Newly opened police files are filling in the clock-by-clock story of MIT physicist Nuno Loureiro's December killing, laying out a lattice of surveillance clips, a rental-car trail and witness accounts that investigators say helped chart a suspect's movements. The documents trace a path from Boston to Brookline and, later, to a storage unit in Salem, New Hampshire, where authorities found a man dead. Local officials say the material still does not answer the big question of motive, but it does lock in concrete details in a case that rattled two campuses.
What the reports show
According to documents obtained by the Boston Herald, surveillance stills show a gray-or-blue newer-model Nissan near Loureiro's Brookline building starting around 7 p.m. The same car is later seen rolling down Brighton Avenue with its lights off and is spotted in Waltham at about 9 p.m. The reports also recount a neighbor's daughter telling police she saw a man in a yellow vest carrying a cardboard box, then heard gunshots, and that responding officers recovered six shell casings in the foyer. Investigators say the files include additional footage they flagged as showing the suspect on Commonwealth Avenue at about 1:30 p.m. on the day of the Brown attack.
Investigators tie the Brookline slaying to Brown suspect
Federal and local authorities say the person they later identified as the Brown University shooter, Claudio Neves Valente, is believed to have killed Loureiro days after the campus attack that left two students dead and nine wounded. They say Valente was later found deceased inside a storage unit in Salem, New Hampshire. An FBI agent filed an affidavit on Dec. 18 laying out surveillance and movements that investigators say helped connect the car and a series of sightings to the suspect, according to the AP.
How investigators pieced the trail
U.S. Attorney Leah Foley told reporters that investigators tracked a rental car from an Alamo location near Logan, used Flock license-plate cameras and pulled hotel and financial records to link the vehicle to a person of interest. Foley said video captured a figure within a half-mile of the professor's residence and later entering an apartment building nearby, details she said helped steer detectives toward the Salem storage facility, according to NBC Boston.

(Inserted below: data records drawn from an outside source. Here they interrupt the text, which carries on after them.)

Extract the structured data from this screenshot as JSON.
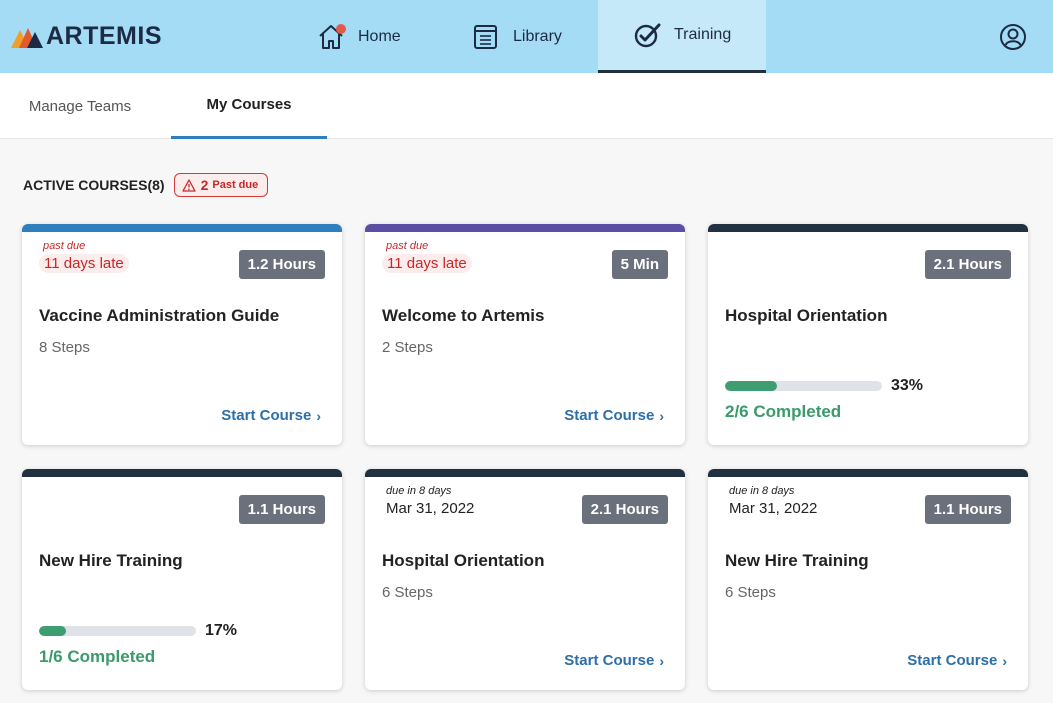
{
  "app": {
    "name": "ARTEMIS"
  },
  "nav": {
    "home": "Home",
    "library": "Library",
    "training": "Training"
  },
  "subtabs": {
    "manage": "Manage Teams",
    "courses": "My Courses"
  },
  "section": {
    "title": "ACTIVE COURSES(8)",
    "pastdue_count": "2",
    "pastdue_label": "Past due"
  },
  "colors": {
    "topbar": "#a4dcf5",
    "accent_blue": "#2f7fbf",
    "purple": "#5b4ea3",
    "navy": "#22313f",
    "past_due_red": "#c62828",
    "progress_green": "#3e9e72"
  },
  "cards": [
    {
      "due_small": "past due",
      "due_main": "11 days late",
      "duration": "1.2 Hours",
      "title": "Vaccine Administration Guide",
      "steps": "8 Steps",
      "action": "Start Course"
    },
    {
      "due_small": "past due",
      "due_main": "11 days late",
      "duration": "5 Min",
      "title": "Welcome to Artemis",
      "steps": "2 Steps",
      "action": "Start Course"
    },
    {
      "duration": "2.1 Hours",
      "title": "Hospital Orientation",
      "progress_pct": "33%",
      "progress_fraction": 0.33,
      "completed": "2/6 Completed"
    },
    {
      "duration": "1.1 Hours",
      "title": "New Hire Training",
      "progress_pct": "17%",
      "progress_fraction": 0.17,
      "completed": "1/6 Completed"
    },
    {
      "due_small": "due in 8 days",
      "due_main": "Mar 31, 2022",
      "duration": "2.1 Hours",
      "title": "Hospital Orientation",
      "steps": "6 Steps",
      "action": "Start Course"
    },
    {
      "due_small": "due in 8 days",
      "due_main": "Mar 31, 2022",
      "duration": "1.1 Hours",
      "title": "New Hire Training",
      "steps": "6 Steps",
      "action": "Start Course"
    }
  ]
}
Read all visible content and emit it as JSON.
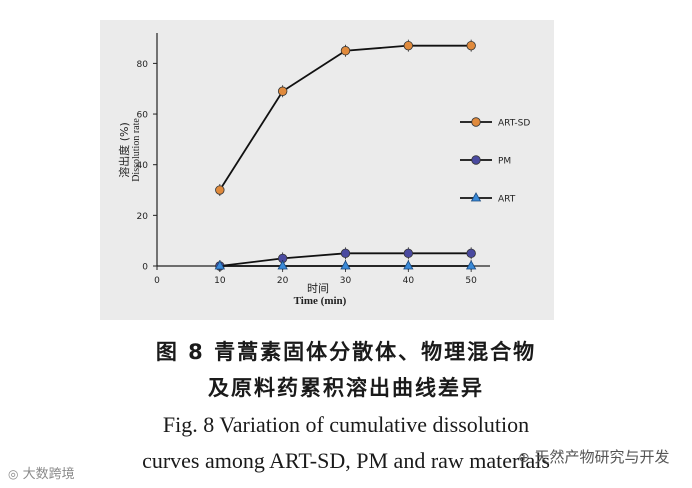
{
  "chart_data": {
    "type": "line",
    "x": [
      10,
      20,
      30,
      40,
      50
    ],
    "series": [
      {
        "name": "ART-SD",
        "values": [
          30,
          69,
          85,
          87,
          87
        ],
        "color": "#e08a3c",
        "marker": "circle"
      },
      {
        "name": "PM",
        "values": [
          0,
          3,
          5,
          5,
          5
        ],
        "color": "#4a4aa0",
        "marker": "circle"
      },
      {
        "name": "ART",
        "values": [
          0,
          0,
          0,
          0,
          0
        ],
        "color": "#3a8ad8",
        "marker": "triangle"
      }
    ],
    "xlim": [
      0,
      53
    ],
    "ylim": [
      0,
      92
    ],
    "xticks": [
      0,
      10,
      20,
      30,
      40,
      50
    ],
    "yticks": [
      0,
      20,
      40,
      60,
      80
    ],
    "xlabel_zh": "时间",
    "xlabel_en": "Time    (min)",
    "ylabel_zh": "溶出度    (%)",
    "ylabel_en": "Dissolution rate",
    "legend_position": "right"
  },
  "caption": {
    "zh_line1": "图 8    青蒿素固体分散体、物理混合物",
    "zh_line2": "及原料药累积溶出曲线差异",
    "en_line1": "Fig. 8    Variation of cumulative dissolution",
    "en_line2": "curves among ART-SD, PM and raw materials"
  },
  "watermarks": {
    "left": "大数跨境",
    "right": "天然产物研究与开发"
  },
  "colors": {
    "panel": "#ebebeb",
    "axis": "#222222",
    "line": "#111111"
  }
}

Neighbors and colleagues remember Loureiro
Colleagues and students recall Loureiro as a warm, generous mentor who led MIT's Plasma Science and Fusion Center and was widely respected across the department. Friends described him as "very well liked" and a deeply committed teacher, early local coverage noted, according to Boston.com.
Why the files surfaced now
The batch of incident reports was turned over to the Boston Herald after an initial denial by the Norfolk County district attorney's office, the paper reports, giving the public a clearer window into the investigators' timeline. Foley has said authorities will release more information if and when it becomes available, per NBC Boston.

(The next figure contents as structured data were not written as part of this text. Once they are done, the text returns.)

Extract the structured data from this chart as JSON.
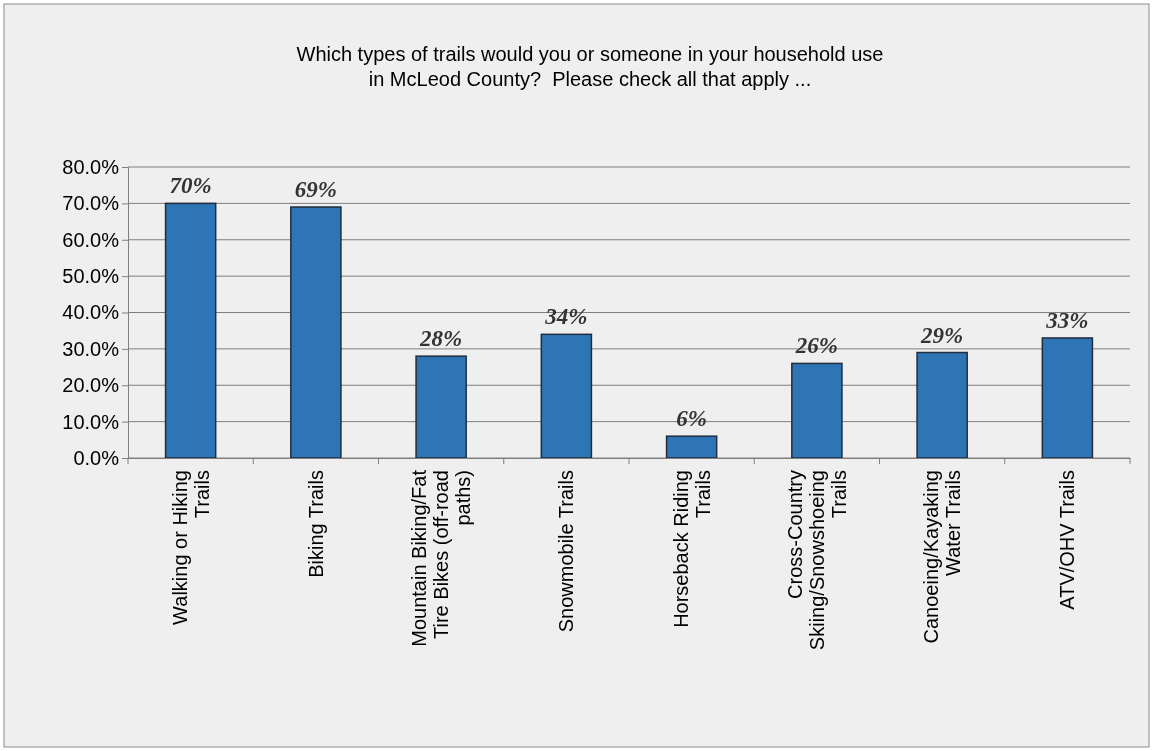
{
  "chart_data": {
    "type": "bar",
    "title": "Which types of trails would you or someone in your household use in McLeod County?  Please check all that apply ...",
    "categories": [
      "Walking or Hiking Trails",
      "Biking Trails",
      "Mountain Biking/Fat Tire Bikes (off-road paths)",
      "Snowmobile Trails",
      "Horseback Riding Trails",
      "Cross-Country Skiing/Snowshoeing Trails",
      "Canoeing/Kayaking Water Trails",
      "ATV/OHV Trails"
    ],
    "values": [
      70,
      69,
      28,
      34,
      6,
      26,
      29,
      33
    ],
    "value_labels": [
      "70%",
      "69%",
      "28%",
      "34%",
      "6%",
      "26%",
      "29%",
      "33%"
    ],
    "color": "#2e75b6",
    "ylim": [
      0,
      80
    ],
    "yticks": [
      {
        "value": 0,
        "label": "0.0%"
      },
      {
        "value": 10,
        "label": "10.0%"
      },
      {
        "value": 20,
        "label": "20.0%"
      },
      {
        "value": 30,
        "label": "30.0%"
      },
      {
        "value": 40,
        "label": "40.0%"
      },
      {
        "value": 50,
        "label": "50.0%"
      },
      {
        "value": 60,
        "label": "60.0%"
      },
      {
        "value": 70,
        "label": "70.0%"
      },
      {
        "value": 80,
        "label": "80.0%"
      }
    ],
    "grid": "y"
  }
}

Legal and investigative next steps
Because officials say the identified suspect died of an apparently self-inflicted gunshot wound in the Salem storage unit, prosecutors have said there will be no criminal trial, even as evidence processing and ballistics testing continue. An autopsy estimated the suspect died on Dec. 16, two days before his body was found, according to the AP. Investigators say questions about motive and planning remain open as they sift through the files.
Sorting that material will take time, and local leaders say the community is focused on supporting victims' families and honoring Loureiro's work. Authorities continue to review footage and records as they work to close the remaining gaps in the timeline.